New Jersey has limited direct reporting to patients. In general, tests may be ordered only by a licensed physician, dentist, or other person authorized by law to use the findings of laboratory examinations and must report only to those authorized by law to receive such results. But patients can also request a copy. The only tests that are exempt are original CLIA-waived tests such as dipstick urinalysis, fecal occult, and pregnancy tests. (“CLIA” refers to the federal Clinical Laboratory Improvement Amendments,” passed by Congress in 1988, establishing quality standards for all laboratory testing to ensure the accuracy, reliability, and timeliness of patient test results regardless of where the test was performed.)
(N.J. Stats, § 45:9-42.42; N.J. Admin. Code, §§ 8:44-2.2, 8:44-2.7.)

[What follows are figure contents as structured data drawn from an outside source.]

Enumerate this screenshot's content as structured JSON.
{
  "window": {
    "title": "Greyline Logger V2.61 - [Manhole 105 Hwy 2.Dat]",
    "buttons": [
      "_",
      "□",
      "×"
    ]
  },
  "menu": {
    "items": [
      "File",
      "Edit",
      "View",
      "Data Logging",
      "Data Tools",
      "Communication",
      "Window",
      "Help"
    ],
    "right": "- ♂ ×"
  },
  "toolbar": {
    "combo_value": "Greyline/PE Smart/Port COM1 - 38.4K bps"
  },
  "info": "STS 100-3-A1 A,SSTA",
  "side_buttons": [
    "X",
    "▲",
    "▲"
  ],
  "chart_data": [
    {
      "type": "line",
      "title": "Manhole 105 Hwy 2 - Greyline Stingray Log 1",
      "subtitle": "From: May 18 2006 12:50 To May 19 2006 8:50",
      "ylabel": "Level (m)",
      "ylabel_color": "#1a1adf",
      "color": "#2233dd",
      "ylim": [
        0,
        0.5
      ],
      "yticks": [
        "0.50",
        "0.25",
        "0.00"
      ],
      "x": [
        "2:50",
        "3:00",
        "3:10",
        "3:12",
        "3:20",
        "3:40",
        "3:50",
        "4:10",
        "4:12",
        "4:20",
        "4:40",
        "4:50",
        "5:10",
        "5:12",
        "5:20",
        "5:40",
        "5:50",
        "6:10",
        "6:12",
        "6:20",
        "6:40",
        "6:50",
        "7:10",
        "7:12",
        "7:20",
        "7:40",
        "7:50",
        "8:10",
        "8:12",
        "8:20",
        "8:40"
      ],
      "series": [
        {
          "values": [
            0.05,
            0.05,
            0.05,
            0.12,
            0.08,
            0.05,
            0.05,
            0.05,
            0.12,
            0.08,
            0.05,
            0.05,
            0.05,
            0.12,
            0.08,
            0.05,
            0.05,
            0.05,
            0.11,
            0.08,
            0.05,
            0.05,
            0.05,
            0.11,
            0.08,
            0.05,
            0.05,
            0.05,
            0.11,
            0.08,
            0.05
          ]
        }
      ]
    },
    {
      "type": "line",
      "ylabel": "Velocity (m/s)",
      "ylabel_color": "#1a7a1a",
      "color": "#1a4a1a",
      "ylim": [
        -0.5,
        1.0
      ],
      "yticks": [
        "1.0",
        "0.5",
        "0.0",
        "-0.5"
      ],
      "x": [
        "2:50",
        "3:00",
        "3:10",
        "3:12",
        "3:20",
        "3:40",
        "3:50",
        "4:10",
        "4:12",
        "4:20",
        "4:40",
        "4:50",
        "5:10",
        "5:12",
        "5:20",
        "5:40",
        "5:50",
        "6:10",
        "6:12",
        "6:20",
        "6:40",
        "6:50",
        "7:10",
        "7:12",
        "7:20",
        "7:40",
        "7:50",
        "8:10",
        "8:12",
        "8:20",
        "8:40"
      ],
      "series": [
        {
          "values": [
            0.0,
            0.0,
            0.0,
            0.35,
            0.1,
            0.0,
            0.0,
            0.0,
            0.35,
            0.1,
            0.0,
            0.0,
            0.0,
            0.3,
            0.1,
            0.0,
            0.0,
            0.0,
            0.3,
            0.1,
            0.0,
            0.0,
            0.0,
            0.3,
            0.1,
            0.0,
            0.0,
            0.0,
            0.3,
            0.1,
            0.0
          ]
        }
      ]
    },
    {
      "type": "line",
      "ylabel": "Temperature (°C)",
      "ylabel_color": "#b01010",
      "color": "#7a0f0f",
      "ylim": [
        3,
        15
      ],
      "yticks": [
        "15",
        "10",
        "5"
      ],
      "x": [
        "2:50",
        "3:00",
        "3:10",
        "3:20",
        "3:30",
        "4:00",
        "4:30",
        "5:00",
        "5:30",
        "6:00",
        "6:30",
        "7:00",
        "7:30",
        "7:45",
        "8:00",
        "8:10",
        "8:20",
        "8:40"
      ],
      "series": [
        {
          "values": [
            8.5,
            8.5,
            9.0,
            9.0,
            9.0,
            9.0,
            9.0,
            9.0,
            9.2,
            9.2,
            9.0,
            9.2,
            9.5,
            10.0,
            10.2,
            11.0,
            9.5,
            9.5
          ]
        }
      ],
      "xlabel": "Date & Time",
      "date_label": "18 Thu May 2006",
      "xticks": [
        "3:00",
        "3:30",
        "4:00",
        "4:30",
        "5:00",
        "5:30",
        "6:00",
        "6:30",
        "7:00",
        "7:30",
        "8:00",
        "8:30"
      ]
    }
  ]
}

New York has limited direct reporting. In general, tests may be ordered only by licensed physicians or other persons authorized by law to use the findings of laboratory examinations in their practice or the performance of their official duties. (Consumers are not listed among those so authorized.) Test results cannot be sent directly to patients except with the written consent of the physician or authorized person, except blood type and RH factor can be given in writing to the patient without written consent.
DTC testing is allowed for tests that have been approved by the Food and Drug Administration for direct, over-the-counter sale to consumers.
(N.Y. Pub. Health Law §§ 576-b, 577; 10 N.Y. Code (regs) §§ 19.1(j), 58-1.7, 58-1.8, 63.3(e)).
Pennsylvania does not allow direct reporting to patients. Tests may be ordered only by licensed members of the healing arts or other persons authorized by statute and results may be sent only to the person ordering the test.
(28 Pa. Code §§ 5.41, 5.47.)
Rhode Island does not allow direct reporting to patients. Tests may be ordered only by licensed physicians or other authorized personnel, defined as “health professionals” working under the auspices of a physician or licensed health care professional acting within his or her scope of practice.” Patients may only have direct access to their laboratory results with written permission from their physician.
(R.I. Rules and Regulations for Licensing Clinical Laboratories and Stations, R-23-16.2-C and S/Lab. §§ 1-2, 10-2, 13.2.)
Vermont does allow DTC testing. State law is silent on the issue. Vermont has no laws or regulations addressing DTC testing or who is authorized to request testing or receive test results.